The problem with the Big Smear theory is that the people who are spreading it aren't voting for Biden anyway. QAnon is not even representative of the GOP as a whole. It is the extreme that many Republicans have disavowed. It is not going to convince Biden supporters to vote for Trump or sit out the election. Trump is the issue this election, not Biden. Biden voters are smart enough to know this is nonsensical; if there had been any truth to these stories, they would have come out decades ago.

Repeat, anybody who believes the crap about Biden weren't going to vote for him in the first place. In this election, there are very, very, very few undecideds. Not sure what your point is peddling this nonsense theory when it will have no impact.

I would be far more concerned about what Roger Stone is proposing.

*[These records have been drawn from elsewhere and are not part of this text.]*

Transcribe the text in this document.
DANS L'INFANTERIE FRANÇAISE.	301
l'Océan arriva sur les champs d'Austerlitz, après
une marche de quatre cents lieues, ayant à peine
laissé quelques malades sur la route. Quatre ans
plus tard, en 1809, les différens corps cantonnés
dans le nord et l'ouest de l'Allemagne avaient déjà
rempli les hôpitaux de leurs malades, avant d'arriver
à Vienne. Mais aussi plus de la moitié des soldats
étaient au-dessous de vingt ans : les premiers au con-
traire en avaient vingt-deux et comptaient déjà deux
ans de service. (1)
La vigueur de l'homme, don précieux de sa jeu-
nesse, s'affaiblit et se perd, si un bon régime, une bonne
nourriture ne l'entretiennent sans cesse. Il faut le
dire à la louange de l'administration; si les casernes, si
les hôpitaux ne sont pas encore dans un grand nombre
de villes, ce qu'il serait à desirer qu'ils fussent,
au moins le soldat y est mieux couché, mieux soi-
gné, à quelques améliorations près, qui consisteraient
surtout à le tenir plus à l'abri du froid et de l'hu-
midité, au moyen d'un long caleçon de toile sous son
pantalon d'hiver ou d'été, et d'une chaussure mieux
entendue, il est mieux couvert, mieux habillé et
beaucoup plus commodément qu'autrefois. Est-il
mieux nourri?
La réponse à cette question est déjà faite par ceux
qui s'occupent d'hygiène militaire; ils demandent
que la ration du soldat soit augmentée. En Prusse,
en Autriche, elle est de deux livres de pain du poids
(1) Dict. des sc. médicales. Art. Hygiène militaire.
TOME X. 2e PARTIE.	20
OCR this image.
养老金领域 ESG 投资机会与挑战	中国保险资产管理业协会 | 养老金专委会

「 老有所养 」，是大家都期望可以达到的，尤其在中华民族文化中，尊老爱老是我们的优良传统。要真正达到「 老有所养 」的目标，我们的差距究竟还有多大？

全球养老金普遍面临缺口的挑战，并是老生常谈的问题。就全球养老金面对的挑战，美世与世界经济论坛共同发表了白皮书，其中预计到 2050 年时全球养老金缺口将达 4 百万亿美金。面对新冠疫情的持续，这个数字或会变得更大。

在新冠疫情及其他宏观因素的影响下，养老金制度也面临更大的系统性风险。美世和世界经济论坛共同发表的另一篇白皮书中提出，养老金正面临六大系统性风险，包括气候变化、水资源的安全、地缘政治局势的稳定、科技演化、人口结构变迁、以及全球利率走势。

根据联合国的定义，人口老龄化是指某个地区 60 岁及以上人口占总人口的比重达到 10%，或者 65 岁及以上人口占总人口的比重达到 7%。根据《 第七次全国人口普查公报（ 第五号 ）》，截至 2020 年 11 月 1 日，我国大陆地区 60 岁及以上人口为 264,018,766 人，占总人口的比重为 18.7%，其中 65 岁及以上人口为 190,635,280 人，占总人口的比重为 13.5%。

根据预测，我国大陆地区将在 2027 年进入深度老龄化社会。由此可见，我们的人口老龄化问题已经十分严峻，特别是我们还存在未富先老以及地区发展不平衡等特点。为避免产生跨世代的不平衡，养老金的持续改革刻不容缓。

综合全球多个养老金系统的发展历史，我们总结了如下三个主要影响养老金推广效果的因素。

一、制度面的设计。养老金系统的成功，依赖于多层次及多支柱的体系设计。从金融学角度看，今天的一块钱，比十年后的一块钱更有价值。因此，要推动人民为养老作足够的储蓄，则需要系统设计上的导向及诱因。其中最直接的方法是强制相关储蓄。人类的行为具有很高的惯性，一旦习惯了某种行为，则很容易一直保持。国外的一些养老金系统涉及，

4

Ivory Bill Woodpecker said...

Exactly. Only the Trump Chumps will believe this bullshit, and they were going to vote for him, anyway.

Tara Who?

stickler said...

Do not forget that Deripaska's Rusal has pledged $200 million in financing for a planned aluminum rolling mill to be built in Kentucky. Both McConnell and Rand Paul voted against reimposing sanctions on Deripaska's business.

Anonymous said...

I always wondered why the fact when there were multiple instances in WI where it was found that poll officials had padded votes for trump that a bigger story didn't result. In some of those rural towns I'm betting it'd be easy to do.